In [28]:
#ignore all warnings
import warnings
warnings.filterwarnings(action='ignore')

#importing libraries
import tensorflow as tf
import pandas as pd
import numpy as np
import seaborn as sns
import matplotlib.pyplot as plt
import matplotlib as mpl

from sklearn.model_selection import train_test_split
from sklearn.pipeline import Pipeline as PP
from sklearn.feature_extraction.text import TfidfVectorizer
from sklearn.naive_bayes import MultinomialNB
from sklearn.metrics import accuracy_score, f1_score, recall_score, precision_score

# What we're going to cover:


1. Downloading a text dataset
2. Visualizing text data
3. Converting text into numbers using tokenization
4. Turning our tokenized text into an embedding
5. Modelling a text dataset
6. Starting with a baseline (TF-IDF)
7. Building several deep learning text models
8. Dense, LSTM, GRU, Conv1D, Transfer learning
9. Comparing the performance of each our models
10. Combining our models into an ensemble
11. Saving and loading a trained model
12. Find the most wrong predictions

In [3]:
#unzip data
pd.re

In [3]:
train_df = pd.read_csv('train.csv')
train_df.head()

Unnamed: 0,id,keyword,location,text,target
0,1,,,Our Deeds are the Reason of this #earthquake M...,1
1,4,,,Forest fire near La Ronge Sask. Canada,1
2,5,,,All residents asked to 'shelter in place' are ...,1
3,6,,,"13,000 people receive #wildfires evacuation or...",1
4,7,,,Just got sent this photo from Ruby #Alaska as ...,1


In [5]:
test_df = pd.read_csv('test.csv')
test_df.head()

Unnamed: 0,id,keyword,location,text
0,0,,,Just happened a terrible car crash
1,2,,,"Heard about #earthquake is different cities, s..."
2,3,,,"there is a forest fire at spot pond, geese are..."
3,9,,,Apocalypse lighting. #Spokane #wildfires
4,11,,,Typhoon Soudelor kills 28 in China and Taiwan


In [6]:
train_df.shape

(7613, 5)

In [10]:
#we are gonna work on training data so lets's get split it to the training and validation set
train_sentences,val_sentences,train_labels,val_labels = train_test_split(train_df['text'].to_numpy(),
                                                                         train_df['target'].to_numpy(),
                                                                         test_size= 0.2, # 20% of data gonna be used for testing
                                                                         random_state= 42)

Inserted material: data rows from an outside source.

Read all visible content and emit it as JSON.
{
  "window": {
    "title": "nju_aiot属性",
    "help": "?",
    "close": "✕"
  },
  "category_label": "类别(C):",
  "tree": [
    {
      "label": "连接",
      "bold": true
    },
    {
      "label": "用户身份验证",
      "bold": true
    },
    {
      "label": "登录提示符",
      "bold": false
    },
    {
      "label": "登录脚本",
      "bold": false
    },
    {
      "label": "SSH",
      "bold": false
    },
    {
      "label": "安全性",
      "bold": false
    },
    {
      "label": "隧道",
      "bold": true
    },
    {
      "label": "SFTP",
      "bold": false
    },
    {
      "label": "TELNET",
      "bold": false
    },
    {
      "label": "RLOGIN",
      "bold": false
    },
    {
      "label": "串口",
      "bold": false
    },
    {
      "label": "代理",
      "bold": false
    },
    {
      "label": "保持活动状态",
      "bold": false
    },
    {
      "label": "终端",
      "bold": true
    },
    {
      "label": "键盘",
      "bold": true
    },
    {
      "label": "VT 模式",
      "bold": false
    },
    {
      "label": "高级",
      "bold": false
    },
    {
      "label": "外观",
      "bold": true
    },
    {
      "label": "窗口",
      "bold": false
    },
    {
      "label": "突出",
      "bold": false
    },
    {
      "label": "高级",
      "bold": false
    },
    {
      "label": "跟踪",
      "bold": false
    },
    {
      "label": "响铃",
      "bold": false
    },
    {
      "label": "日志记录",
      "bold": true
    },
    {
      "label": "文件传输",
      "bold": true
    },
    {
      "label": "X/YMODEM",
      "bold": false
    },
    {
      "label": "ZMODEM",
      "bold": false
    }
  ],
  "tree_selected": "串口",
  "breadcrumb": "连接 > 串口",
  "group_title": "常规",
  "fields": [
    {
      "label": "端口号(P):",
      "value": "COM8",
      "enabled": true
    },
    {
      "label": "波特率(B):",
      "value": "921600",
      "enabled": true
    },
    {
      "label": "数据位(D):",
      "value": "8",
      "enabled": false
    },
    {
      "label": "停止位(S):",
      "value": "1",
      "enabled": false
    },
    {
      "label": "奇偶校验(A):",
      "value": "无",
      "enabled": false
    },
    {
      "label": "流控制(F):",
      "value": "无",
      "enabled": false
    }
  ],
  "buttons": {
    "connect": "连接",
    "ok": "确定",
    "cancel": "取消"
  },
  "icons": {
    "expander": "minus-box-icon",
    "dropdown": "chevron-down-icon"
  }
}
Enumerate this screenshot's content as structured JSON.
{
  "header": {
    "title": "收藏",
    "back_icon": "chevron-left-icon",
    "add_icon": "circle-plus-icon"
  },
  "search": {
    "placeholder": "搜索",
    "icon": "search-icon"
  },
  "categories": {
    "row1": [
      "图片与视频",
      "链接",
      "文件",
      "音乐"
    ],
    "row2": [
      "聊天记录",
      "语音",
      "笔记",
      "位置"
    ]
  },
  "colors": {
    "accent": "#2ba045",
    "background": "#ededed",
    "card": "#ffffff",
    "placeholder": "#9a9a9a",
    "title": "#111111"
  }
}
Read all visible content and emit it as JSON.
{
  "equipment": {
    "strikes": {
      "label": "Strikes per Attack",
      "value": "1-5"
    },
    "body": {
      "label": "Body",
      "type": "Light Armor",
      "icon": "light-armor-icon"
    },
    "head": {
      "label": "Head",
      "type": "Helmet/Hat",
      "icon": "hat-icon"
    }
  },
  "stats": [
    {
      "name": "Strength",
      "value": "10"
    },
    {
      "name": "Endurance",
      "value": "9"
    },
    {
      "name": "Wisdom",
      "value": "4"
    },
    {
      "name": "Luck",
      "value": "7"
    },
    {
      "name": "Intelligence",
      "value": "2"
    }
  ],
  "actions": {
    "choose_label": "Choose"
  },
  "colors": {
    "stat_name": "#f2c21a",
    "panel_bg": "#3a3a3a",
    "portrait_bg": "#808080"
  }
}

# Converting text to numbers
There are 2 ways to turn text to numbers
1. Tokenization
* Word-Level Tokenization
* Character Level Tokenization
* Sub-Word Tokenization
2. Embedding
* Use ( sucs as tf.keras.layers.Embedding) to create new Embedding
* Or use pre-learned Embedding

In [11]:
#let's create text vectorizer
text_vectorizer = tf.keras.layers.TextVectorization(max_tokens=None,
                                                    standardize='lower_and_strip_punctuation',
                                                    split='whitespace',
                                                    ngrams=None,
                                                    output_mode='int',
                                                    output_sequence_length=None,
                                                    pad_to_max_tokens=False)

In [14]:
#fit the text vectorizer to the train sentences
text_vectorizer.adapt(train_sentences)

In [18]:
sample_sentence = train_sentences[0]
sample_sentence, text_vectorizer([sample_sentence])

('Courageous and honest analysis of need to use Atomic Bomb in 1945. #Hiroshima70 Japanese military refused surrender. https://t.co/VhmtyTptGR',
 <tf.Tensor: shape=(1, 18), dtype=int64, numpy=
 array([[17198,     8,  4962,  2917,     6,   156,     5,   438,   216,
           118,     4,  2377,  4973,  1177,   240,  4381,  4119, 14803]],
       dtype=int64)>)

# It is time to build a model and specifically, we'll be building the following:

- Model 0: Naive Bayes (baseline)
- Model 1: Feed-forward neural network (dense model)
- Model 2: LSTM model
- Model 3: GRU model
- Model 4: Bidirectional-LSTM model
- Model 5: 1D Convolutional Neural Network
- Model 6: TensorFlow Hub Pretrained Feature Extractor
- Model 7: Same as model 6 with 10% of training data

# Model 0: Baseline Model

In [24]:
#create the model
model_0 = PP(steps=[
    ('tdf', TfidfVectorizer()), #convert text to numbers using tfidfvectorizer
    ('clf', MultinomialNB())    #model the text
])

#fit the model
model_0.fit(train_sentences,train_labels)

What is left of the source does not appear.